Terrorbekämpfung : USA drohen Irans Militärelite

Offenbar will Washington im Atomstreit mehr Druck auf Teheran machen. Setzen die USA künftig Revolutionäre auf die Terrorliste?

Ruth Ciesinger

BerlinUnter Berufung auf namentlich nicht genannte Regierungsmitglieder haben US-Zeitungen am Mittwoch Bemerkenswertes berichtet: Washington plane, Irans Revolutionäre Garden insgesamt als Terrororganisation listen zu lassen, schrieben „New York Times“ und „Washington Post“. Das wäre das erste Mal, dass die USA eine staatliche Organisation offiziell als Terrorgruppe definieren würden. Dabei bestehen gerade die Amerikaner in anderen Zusammenhängen darauf, dass es keinen sogenannten Staatsterrorismus gibt. Das wiederum, sowie der Hinweis, bei einer schärferen UN-Resolution gegen den Iran und dessen Atomprogramm könne der Plan obsolet werden, lassen zumindest Zweifel zu, ob dieser Schritt tatsächlich schon beschlossen ist. Vielleicht soll so auch in der Irandebatte neu Druck gemacht werden.

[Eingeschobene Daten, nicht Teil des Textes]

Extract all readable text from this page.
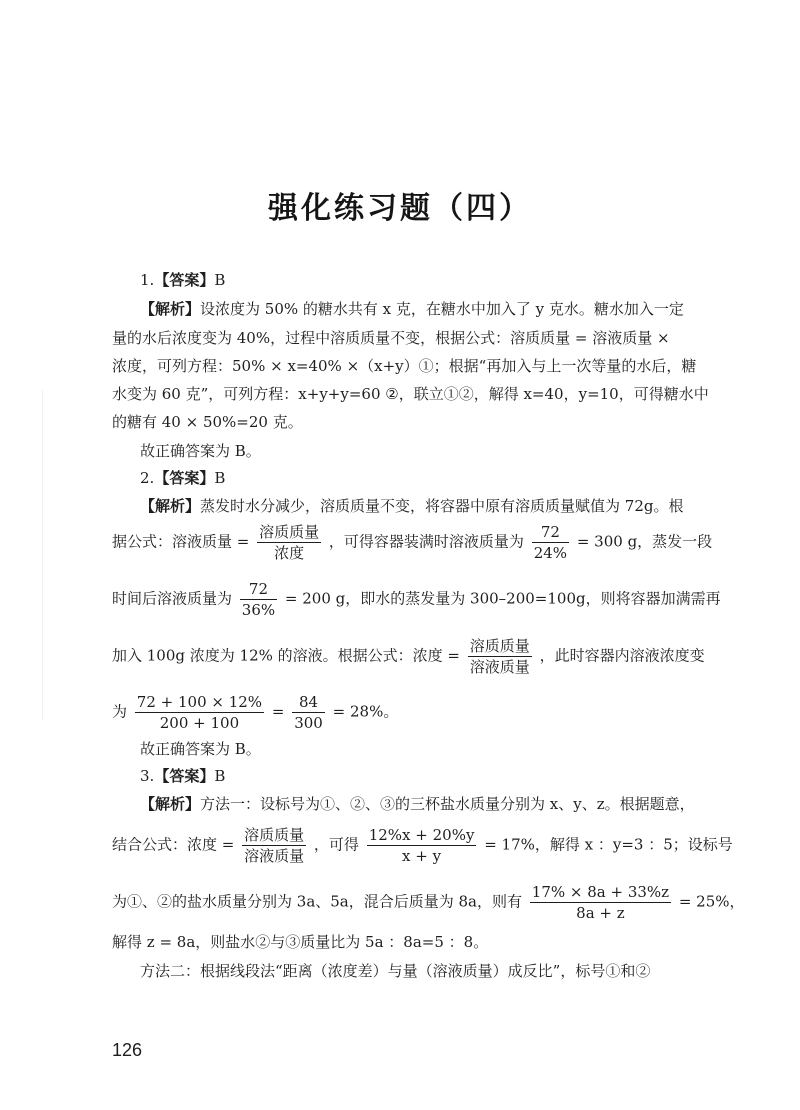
强化练习题（四）
1.【答案】B
【解析】设浓度为 50% 的糖水共有 x 克，在糖水中加入了 y 克水。糖水加入一定
量的水后浓度变为 40%，过程中溶质质量不变，根据公式：溶质质量 = 溶液质量 ×
浓度，可列方程：50% × x=40% ×（x+y）①；根据“再加入与上一次等量的水后，糖
水变为 60 克”，可列方程：x+y+y=60 ②，联立①②，解得 x=40，y=10，可得糖水中
的糖有 40 × 50%=20 克。
故正确答案为 B。
2.【答案】B
【解析】蒸发时水分减少，溶质质量不变，将容器中原有溶质质量赋值为 72g。根
据公式：溶液质量 = $\frac{\text{溶质质量}}{\text{浓度}}$ ，可得容器装满时溶液质量为 $\frac{72}{24\%} = 300$ g，蒸发一段
时间后溶液质量为 $\frac{72}{36\%} = 200$ g，即水的蒸发量为 300–200=100g，则将容器加满需再
加入 100g 浓度为 12% 的溶液。根据公式：浓度 = $\frac{\text{溶质质量}}{\text{溶液质量}}$ ，此时容器内溶液浓度变
为 $\frac{72 + 100 \times 12\%}{200 + 100} = \frac{84}{300} = 28\%$。
故正确答案为 B。
3.【答案】B
【解析】方法一：设标号为①、②、③的三杯盐水质量分别为 x、y、z。根据题意，
结合公式：浓度 = $\frac{\text{溶质质量}}{\text{溶液质量}}$ ，可得 $\frac{12\%x + 20\%y}{x + y} = 17\%$，解得 x ：y=3 ：5；设标号
为①、②的盐水质量分别为 3a、5a，混合后质量为 8a，则有 $\frac{17\% \times 8a + 33\%z}{8a + z} = 25\%$，
解得 z = 8a，则盐水②与③质量比为 5a ：8a=5 ：8。
方法二：根据线段法“距离（浓度差）与量（溶液质量）成反比”，标号①和②
126
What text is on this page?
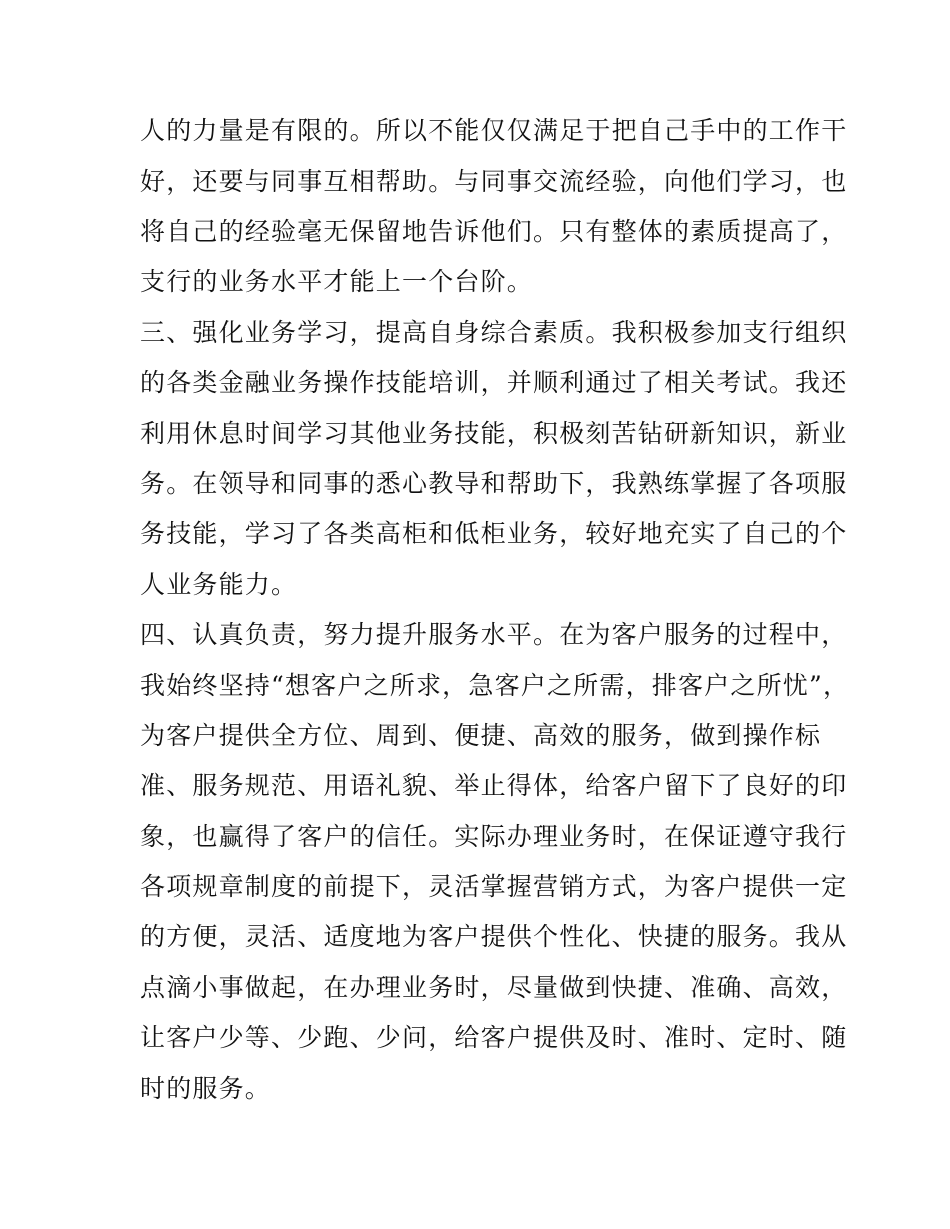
人的力量是有限的。所以不能仅仅满足于把自己手中的工作干

好，还要与同事互相帮助。与同事交流经验，向他们学习，也

将自己的经验毫无保留地告诉他们。只有整体的素质提高了，

支行的业务水平才能上一个台阶。

三、强化业务学习，提高自身综合素质。我积极参加支行组织

的各类金融业务操作技能培训，并顺利通过了相关考试。我还

利用休息时间学习其他业务技能，积极刻苦钻研新知识，新业

务。在领导和同事的悉心教导和帮助下，我熟练掌握了各项服

务技能，学习了各类高柜和低柜业务，较好地充实了自己的个

人业务能力。

四、认真负责，努力提升服务水平。在为客户服务的过程中，

我始终坚持“想客户之所求，急客户之所需，排客户之所忧”，

为客户提供全方位、周到、便捷、高效的服务，做到操作标

准、服务规范、用语礼貌、举止得体，给客户留下了良好的印

象，也赢得了客户的信任。实际办理业务时，在保证遵守我行

各项规章制度的前提下，灵活掌握营销方式，为客户提供一定

的方便，灵活、适度地为客户提供个性化、快捷的服务。我从

点滴小事做起，在办理业务时，尽量做到快捷、准确、高效，

让客户少等、少跑、少问，给客户提供及时、准时、定时、随

时的服务。
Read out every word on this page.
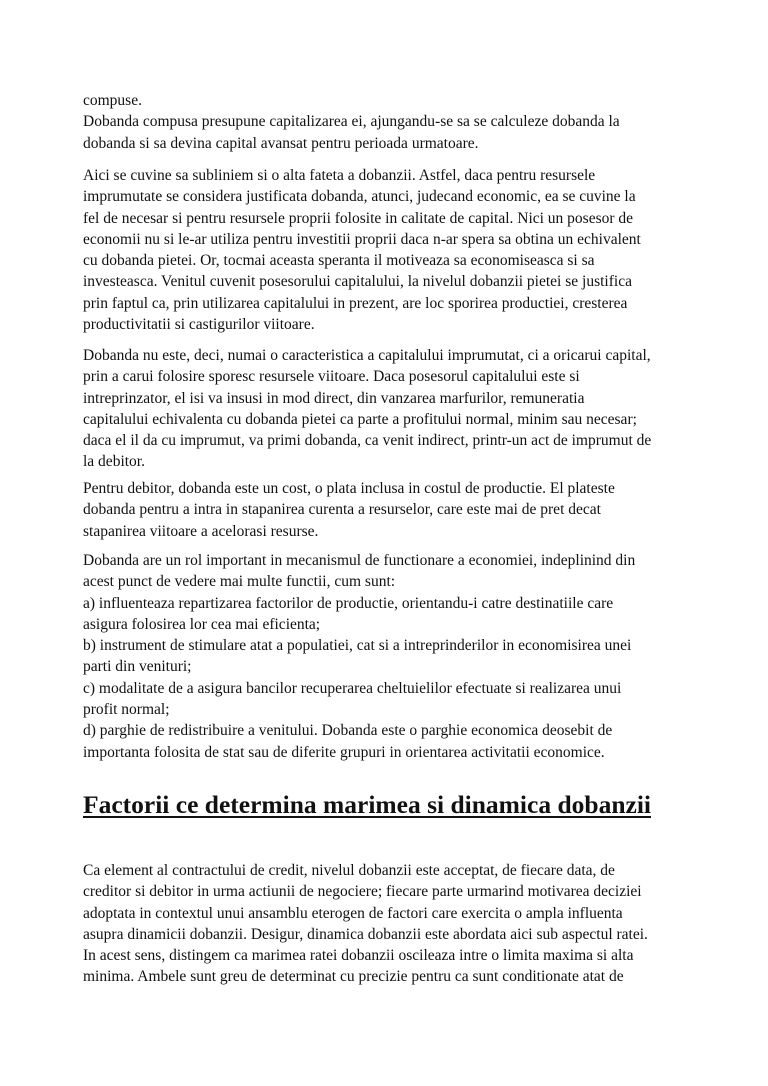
compuse.
Dobanda compusa presupune capitalizarea ei, ajungandu-se sa se calculeze dobanda la
dobanda si sa devina capital avansat pentru perioada urmatoare.

Aici se cuvine sa subliniem si o alta fateta a dobanzii. Astfel, daca pentru resursele
imprumutate se considera justificata dobanda, atunci, judecand economic, ea se cuvine la
fel de necesar si pentru resursele proprii folosite in calitate de capital. Nici un posesor de
economii nu si le-ar utiliza pentru investitii proprii daca n-ar spera sa obtina un echivalent
cu dobanda pietei. Or, tocmai aceasta speranta il motiveaza sa economiseasca si sa
investeasca. Venitul cuvenit posesorului capitalului, la nivelul dobanzii pietei se justifica
prin faptul ca, prin utilizarea capitalului in prezent, are loc sporirea productiei, cresterea
productivitatii si castigurilor viitoare.

Dobanda nu este, deci, numai o caracteristica a capitalului imprumutat, ci a oricarui capital,
prin a carui folosire sporesc resursele viitoare. Daca posesorul capitalului este si
intreprinzator, el isi va insusi in mod direct, din vanzarea marfurilor, remuneratia
capitalului echivalenta cu dobanda pietei ca parte a profitului normal, minim sau necesar;
daca el il da cu imprumut, va primi dobanda, ca venit indirect, printr-un act de imprumut de
la debitor.

Pentru debitor, dobanda este un cost, o plata inclusa in costul de productie. El plateste
dobanda pentru a intra in stapanirea curenta a resurselor, care este mai de pret decat
stapanirea viitoare a acelorasi resurse.

Dobanda are un rol important in mecanismul de functionare a economiei, indeplinind din
acest punct de vedere mai multe functii, cum sunt:
a) influenteaza repartizarea factorilor de productie, orientandu-i catre destinatiile care
asigura folosirea lor cea mai eficienta;
b) instrument de stimulare atat a populatiei, cat si a intreprinderilor in economisirea unei
parti din venituri;
c) modalitate de a asigura bancilor recuperarea cheltuielilor efectuate si realizarea unui
profit normal;
d) parghie de redistribuire a venitului. Dobanda este o parghie economica deosebit de
importanta folosita de stat sau de diferite grupuri in orientarea activitatii economice.

Factorii ce determina marimea si dinamica dobanzii

Ca element al contractului de credit, nivelul dobanzii este acceptat, de fiecare data, de
creditor si debitor in urma actiunii de negociere; fiecare parte urmarind motivarea deciziei
adoptata in contextul unui ansamblu eterogen de factori care exercita o ampla influenta
asupra dinamicii dobanzii. Desigur, dinamica dobanzii este abordata aici sub aspectul ratei.
In acest sens, distingem ca marimea ratei dobanzii oscileaza intre o limita maxima si alta
minima. Ambele sunt greu de determinat cu precizie pentru ca sunt conditionate atat de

Die US-Regierung wirft den Revolutionären Garden unter anderem vor, den Taliban in Afghanistan sowie Aufständischen im Irak Waffen zu liefern. Die Organisation soll eng in Irans Atom- und Trägerraketensystem eingebunden sein. Die Revolutionsgarden, deren Zahl der Thinktanks globalsecurity.org auf 125 000 schätzt, haben sich nach der islamischen Revolution im Iran neben den regulären Streitkräften zu einer Art Staat im Staat mit weitreichendem Einfluss in fast allen Wirtschaftsbereichen entwickelt. Auch Teile der neueren politischen Elite rekrutieren sich aus ihren Reihen, unter anderen der jetzige Präsident Mahmud Ahmadinedschad.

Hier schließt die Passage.